Global leaders are set to sign the landmark Paris Agreement on climate change at the United Nations Headquarters in New York.
China and the United States, the world’s no.1 and no. 2 greenhouse gas emitters, on Friday signed the Paris climate deal at a UN ceremony attended by a record 171 countries, boosting hopes of quick action on combating global warming.
The two countries together account for nearly 40 percent of global emissions. The agreement will enter into force once 55 countries representing at least 55 percent of global emissions have formally joined it.
“This is a moment in history,” UN Secretary General Ban Ki-moon said.
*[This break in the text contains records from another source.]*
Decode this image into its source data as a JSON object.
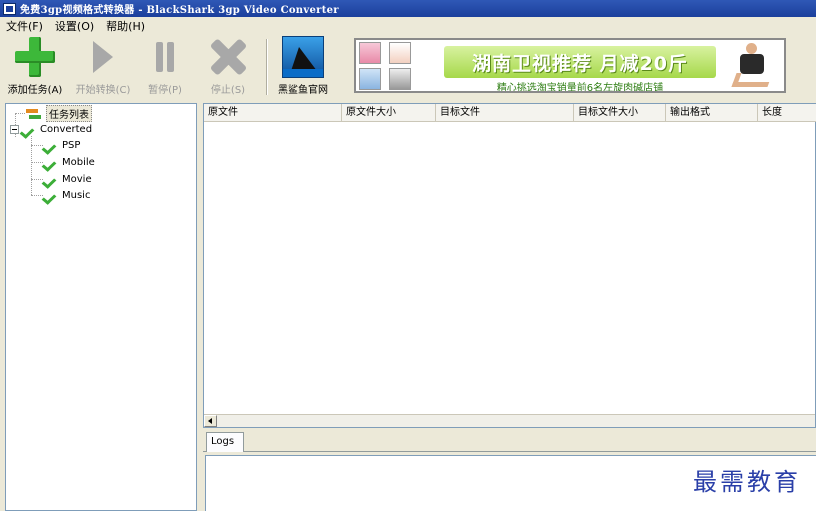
{
  "window": {
    "title": "免费3gp视频格式转换器 - BlackShark 3gp Video Converter"
  },
  "menu": [
    {
      "label": "文件(F)"
    },
    {
      "label": "设置(O)"
    },
    {
      "label": "帮助(H)"
    }
  ],
  "toolbar": {
    "add_task": "添加任务(A)",
    "start_convert": "开始转换(C)",
    "pause": "暂停(P)",
    "stop": "停止(S)",
    "website": "黑鲨鱼官网"
  },
  "ad": {
    "headline": "湖南卫视推荐 月减20斤",
    "subline": "精心挑选淘宝销量前6名左旋肉碱店铺"
  },
  "tree": {
    "root": "任务列表",
    "converted": "Converted",
    "children": [
      "PSP",
      "Mobile",
      "Movie",
      "Music"
    ]
  },
  "list": {
    "columns": [
      "原文件",
      "原文件大小",
      "目标文件",
      "目标文件大小",
      "输出格式",
      "长度"
    ]
  },
  "logs": {
    "tab": "Logs"
  },
  "watermark": "最需教育"
}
He announced that 171 countries were set to sign the accord.
“Record global temperatures. Record ice loss. Record carbon levels in the atmosphere. We are in a race against time,” the UN chief told the gathering.
“The era of consumption without consequences is over. We must intensify efforts to decarbonize our economies. And we must support developing countries in making this transition. The poor and most vulnerable must not suffer further from a problem they did not create,” the UN secretary general said.
Many now expect the climate agreement to enter into force long before the original deadline of 2020. Some say it could happen this year.
The Paris Agreement, the world’s response to hotter temperatures, rising seas and other impacts of climate change, was reached in December 2015 as a major breakthrough in UN climate negotiations, which for years were slowed by disputes between rich and poor countries over who should do what.

This long shot image shows climate activist and actor Leonardo Di Caprio speaking at the United Nations Signing Ceremony for the Paris Agreement climate change accord on April 22, 2016 in New York City. (AFP Photo)

Under the agreement, countries set their own targets for reducing emissions of carbon dioxide and other greenhouse gases. The targets are not legally binding, but countries must update them every five years.
Fossil fuels, the biggest source of man-made pollutant gases, are still used much more widely than clean renewable sources like wind and solar power.